I agree with half of that. The half that says that most exceptions thrown from l...

rmanolis · on Dec 6, 2024

No, you don't need to just log and return 500, you can make the software to handle these kind of errors.

You could make the software call the system administrator and return a message to the user "Try again in an hour, the system administrator is fixing it now"

Or if it is a timeout, the software will call amazon to buy a new machine to scale the database and send a message to the user "Try again in an hour until we scale the system".

Developer's job is to automate error handlers and not be the error handlers.

If you can see the stack trace tree, then you can plan far ahead, but to do that we need to destroy this "agile" mindset, that is always in a hurry and doesn't let you to think that far ahead.

tharkun__ · on Dec 6, 2024

    you can make the software to handle these kind of errors.

No you can not do this in all cases and I described multiple cases in my comment already in which you can't reasonably do anything automatic. Let me explain.

    You could make the software call the system administrator

But why would I do that for every `StatementTimeoutException` at every moment of the night and why do I need to bake that into my error handling?
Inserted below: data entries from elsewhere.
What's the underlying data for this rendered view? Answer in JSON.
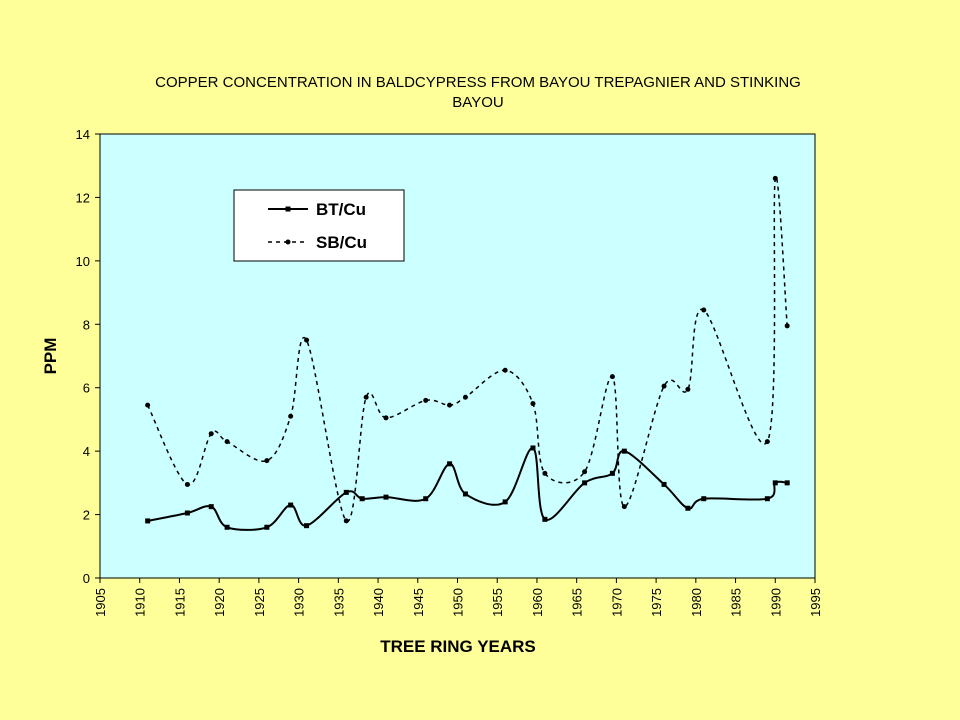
{
  "chart_data": {
    "type": "line",
    "title_lines": [
      "COPPER CONCENTRATION IN BALDCYPRESS FROM BAYOU TREPAGNIER AND STINKING",
      "BAYOU"
    ],
    "xlabel": "TREE RING YEARS",
    "ylabel": "PPM",
    "xlim": [
      1905,
      1995
    ],
    "ylim": [
      0,
      14
    ],
    "x_ticks": [
      "1905",
      "1910",
      "1915",
      "1920",
      "1925",
      "1930",
      "1935",
      "1940",
      "1945",
      "1950",
      "1955",
      "1960",
      "1965",
      "1970",
      "1975",
      "1980",
      "1985",
      "1990",
      "1995"
    ],
    "y_ticks": [
      "0",
      "2",
      "4",
      "6",
      "8",
      "10",
      "12",
      "14"
    ],
    "grid": false,
    "legend_position": "top-left",
    "plot_background": "#ccffff",
    "series": [
      {
        "name": "BT/Cu",
        "style": "solid",
        "marker": "square",
        "color": "#000000",
        "x": [
          1911,
          1916,
          1919,
          1921,
          1926,
          1929,
          1931,
          1936,
          1938,
          1941,
          1946,
          1949,
          1951,
          1956,
          1959.5,
          1961,
          1966,
          1969.5,
          1971,
          1976,
          1979,
          1981,
          1989,
          1990,
          1991.5
        ],
        "y": [
          1.8,
          2.05,
          2.25,
          1.6,
          1.6,
          2.3,
          1.65,
          2.7,
          2.5,
          2.55,
          2.5,
          3.6,
          2.65,
          2.4,
          4.1,
          1.85,
          3.0,
          3.3,
          4.0,
          2.95,
          2.2,
          2.5,
          2.5,
          3.0,
          3.0
        ]
      },
      {
        "name": "SB/Cu",
        "style": "dashed",
        "marker": "dot",
        "color": "#000000",
        "x": [
          1911,
          1916,
          1919,
          1921,
          1926,
          1929,
          1931,
          1936,
          1938.5,
          1941,
          1946,
          1949,
          1951,
          1956,
          1959.5,
          1961,
          1966,
          1969.5,
          1971,
          1976,
          1979,
          1981,
          1989,
          1990,
          1991.5
        ],
        "y": [
          5.45,
          2.95,
          4.55,
          4.3,
          3.7,
          5.1,
          7.5,
          1.8,
          5.7,
          5.05,
          5.6,
          5.45,
          5.7,
          6.55,
          5.5,
          3.3,
          3.35,
          6.35,
          2.25,
          6.05,
          5.95,
          8.45,
          4.3,
          12.6,
          7.95
        ]
      }
    ]
  }
}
That isn't actually handling the error.

    "Try again in an hour, the system administrator is fixing it now"

Please never ever do this to either your users, who may believe it or you "system administrators" who do value their sleep or have other more pressing matters to attend to.
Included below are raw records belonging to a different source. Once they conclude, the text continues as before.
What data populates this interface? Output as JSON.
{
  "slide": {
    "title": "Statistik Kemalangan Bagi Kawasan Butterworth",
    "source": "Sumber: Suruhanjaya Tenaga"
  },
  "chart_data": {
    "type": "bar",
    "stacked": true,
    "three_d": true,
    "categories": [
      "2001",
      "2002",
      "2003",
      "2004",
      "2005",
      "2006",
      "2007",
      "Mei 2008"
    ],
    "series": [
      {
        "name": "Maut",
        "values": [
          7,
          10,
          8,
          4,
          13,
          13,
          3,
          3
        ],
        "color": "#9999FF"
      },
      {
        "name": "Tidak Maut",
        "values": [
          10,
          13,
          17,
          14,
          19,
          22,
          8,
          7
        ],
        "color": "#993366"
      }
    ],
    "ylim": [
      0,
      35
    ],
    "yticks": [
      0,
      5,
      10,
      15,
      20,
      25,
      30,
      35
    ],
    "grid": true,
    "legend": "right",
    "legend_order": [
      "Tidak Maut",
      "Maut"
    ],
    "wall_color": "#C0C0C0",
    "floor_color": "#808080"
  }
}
    Or if it is a timeout, the software will call amazon to buy a new machine to scale the database

I described a case in which automatically adding resources would actually be wrong in that it would completely mask the actual problem, which is that the developer did not think about the access patterns of the software they wrote enough and did not add the right index to the database. If you keep scaling your database automagically you'll pay AWS until you run out of money and have not solved anything. Believe me, a missing index can eat up a lot of resources before anything gets better. And until then your software will just keep failing and keep adding resources. And in this case it won't help at all because your new machine will not even be used by the query. It'll still only be one node handling your read and that is constrained by actually reading data from the disk and that's super slow because you forgot the index!
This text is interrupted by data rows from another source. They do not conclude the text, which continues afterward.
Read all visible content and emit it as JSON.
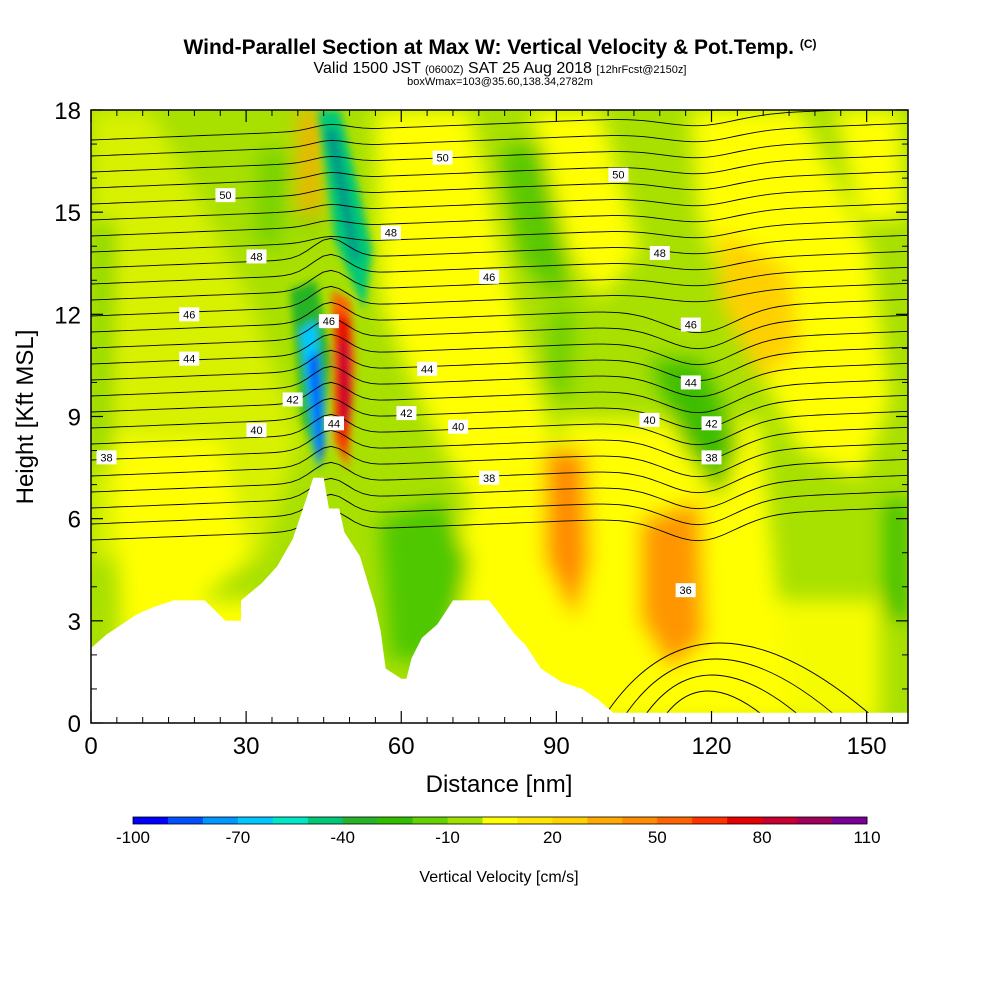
{
  "title": {
    "main": "Wind-Parallel Section at Max W: Vertical Velocity & Pot.Temp.",
    "copyright": "(C)",
    "valid_prefix": "Valid 1500 JST",
    "utc": "(0600Z)",
    "date": "SAT 25 Aug 2018",
    "forecast": "[12hrFcst@2150z]",
    "box_info": "boxWmax=103@35.60,138.34,2782m"
  },
  "chart_data": {
    "type": "contour-filled cross section",
    "xlabel": "Distance [nm]",
    "ylabel": "Height [Kft MSL]",
    "xlim": [
      0,
      158
    ],
    "ylim": [
      0,
      18
    ],
    "x_ticks": [
      0,
      30,
      60,
      90,
      120,
      150
    ],
    "y_ticks": [
      0,
      3,
      6,
      9,
      12,
      15,
      18
    ],
    "colorbar": {
      "label": "Vertical Velocity [cm/s]",
      "tick_labels": [
        "-100",
        "-70",
        "-40",
        "-10",
        "20",
        "50",
        "80",
        "110"
      ],
      "levels": [
        -100,
        -90,
        -80,
        -70,
        -60,
        -50,
        -40,
        -30,
        -20,
        -10,
        0,
        10,
        20,
        30,
        40,
        50,
        60,
        70,
        80,
        90,
        100,
        110
      ],
      "colors": [
        "#0000ff",
        "#0050ff",
        "#0096ff",
        "#00c8ff",
        "#00e6c8",
        "#00c878",
        "#28b428",
        "#32be00",
        "#64d200",
        "#a0e100",
        "#ffff00",
        "#ffe600",
        "#ffd200",
        "#ffaa00",
        "#ff8c00",
        "#ff6400",
        "#ff3200",
        "#e60000",
        "#c80032",
        "#a0005a",
        "#780096"
      ]
    },
    "theta_contour_labels": [
      {
        "text": "50",
        "x": 26,
        "y": 15.5
      },
      {
        "text": "50",
        "x": 68,
        "y": 16.6
      },
      {
        "text": "50",
        "x": 102,
        "y": 16.1
      },
      {
        "text": "48",
        "x": 32,
        "y": 13.7
      },
      {
        "text": "48",
        "x": 58,
        "y": 14.4
      },
      {
        "text": "48",
        "x": 110,
        "y": 13.8
      },
      {
        "text": "46",
        "x": 19,
        "y": 12.0
      },
      {
        "text": "46",
        "x": 46,
        "y": 11.8
      },
      {
        "text": "46",
        "x": 77,
        "y": 13.1
      },
      {
        "text": "46",
        "x": 116,
        "y": 11.7
      },
      {
        "text": "44",
        "x": 19,
        "y": 10.7
      },
      {
        "text": "44",
        "x": 65,
        "y": 10.4
      },
      {
        "text": "44",
        "x": 116,
        "y": 10.0
      },
      {
        "text": "44",
        "x": 47,
        "y": 8.8
      },
      {
        "text": "42",
        "x": 39,
        "y": 9.5
      },
      {
        "text": "42",
        "x": 61,
        "y": 9.1
      },
      {
        "text": "42",
        "x": 120,
        "y": 8.8
      },
      {
        "text": "40",
        "x": 32,
        "y": 8.6
      },
      {
        "text": "40",
        "x": 71,
        "y": 8.7
      },
      {
        "text": "40",
        "x": 108,
        "y": 8.9
      },
      {
        "text": "38",
        "x": 3,
        "y": 7.8
      },
      {
        "text": "38",
        "x": 77,
        "y": 7.2
      },
      {
        "text": "38",
        "x": 120,
        "y": 7.8
      },
      {
        "text": "36",
        "x": 115,
        "y": 3.9
      }
    ],
    "terrain_profile_kft": [
      [
        0,
        2.2
      ],
      [
        3,
        2.6
      ],
      [
        6,
        2.9
      ],
      [
        9,
        3.2
      ],
      [
        12,
        3.4
      ],
      [
        16,
        3.6
      ],
      [
        22,
        3.6
      ],
      [
        26,
        3.0
      ],
      [
        29,
        3.0
      ],
      [
        29,
        3.6
      ],
      [
        33,
        4.1
      ],
      [
        36,
        4.6
      ],
      [
        39,
        5.4
      ],
      [
        41,
        6.3
      ],
      [
        43,
        7.2
      ],
      [
        45,
        7.2
      ],
      [
        46,
        6.3
      ],
      [
        48,
        6.3
      ],
      [
        49,
        5.6
      ],
      [
        52,
        4.9
      ],
      [
        55,
        3.4
      ],
      [
        56,
        2.7
      ],
      [
        57,
        1.6
      ],
      [
        60,
        1.3
      ],
      [
        61,
        1.3
      ],
      [
        62,
        1.9
      ],
      [
        64,
        2.5
      ],
      [
        67,
        2.9
      ],
      [
        70,
        3.6
      ],
      [
        77,
        3.6
      ],
      [
        80,
        3.0
      ],
      [
        82,
        2.6
      ],
      [
        84,
        2.3
      ],
      [
        87,
        1.6
      ],
      [
        91,
        1.2
      ],
      [
        95,
        1.0
      ],
      [
        98,
        0.7
      ],
      [
        101,
        0.3
      ],
      [
        158,
        0.3
      ]
    ]
  }
}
    Developer's job is to automate error handlers and not be the error handlers.

I've yet to see anything that the developer should do here based on an individual error in the software. One case where something should happen automatically on the database would be if the database was running out of space. You should have monitoring in place that takes care of that. And no it should not be your software doing that scaling because it received a `SQLError -> DatabaseOutOfDiskSpace` error. If it gets that far, all of your calls to the database will fail. Which of your error handlers should be the one handling it and why should we let things get that far in the first place? Have monitoring set up outside of your actual software that adds disk space automatically before you run out of space and then make it scream very loudly to your system administrators and developers about it, so that they can take a look at it and determine if this was a legitimate "well I guess we got too many more paying customers now, this was OK" or if it was the last update that went out having a bug that keeps filling up the database with BS data and you need to make an emergency bug fix or maybe you're deliberately being DDoS'd and it got past your DDoS protection and you better do something about that or the DDoS'er is gonna make your AWS bill go crazy.

    If you can see the stack trace tree

Again, nothing and nobody cares about up-stack. I care about down-stack when handling such errors.

    we need to destroy this "agile" mindset, that is always in a hurry and doesn't let you to think that far ahead.

Nothing to do with agile at all. You should think about error handling every time you code anything. For example as we've seen above, think ahead about your database running out of disk space. But don't make every developer think about it for every single piece of code they ever write. That makes no sense to have them try to handle these situations. It'd actually make it worse and these people would never get any actual work done either.

rmanolis · on Dec 7, 2024

System administrators are paid to wake up at night to fix things.

Ask your boss, "do you want your users wait until the next morning for the system administrator to wake up and fix the issue? Or do you want the software inform the user how long it will take to fix the issue in seconds and start calling the system administrator to wake up and fix it?"

Because you answer based on your preferences as a worker who wants to avoid the extra work to make the system perfect and not your boss's preferences.

tharkun__ · on Dec 7, 2024

I guess that settles it. You are conveniently ignoring the cases I described in which it makes absolutely zero sense whatsoever for your software to do anything about this.

And yes, there's an on-call person that does get paged when something happens that likely needs immediate attention. A page for every single time there's any error? Not bloody likely mate.

To pick up your last point: My boss is not in the business of paying for you, who will spend countless extra days building useless error "handling" for stuff that has already been handled and who is trying to get out of the responsibility of writing resilient software by paging someone else to "pick up the tab".

A "boss" never wants to pay for a perfect system. That would take way too long and nobody has figured out how to actually build that anyway (no, Odin is not the answer). They want to pay for the "slightly less than good enough" system, because that's cheaper and still gets the job done. And especially when I hear you talk here, I'm with them: Perfect is the enemy of good enough. We just have to ensure that it really is good enough and not less (coz many a boss will happily take way less than good enough if it gets them to market faster.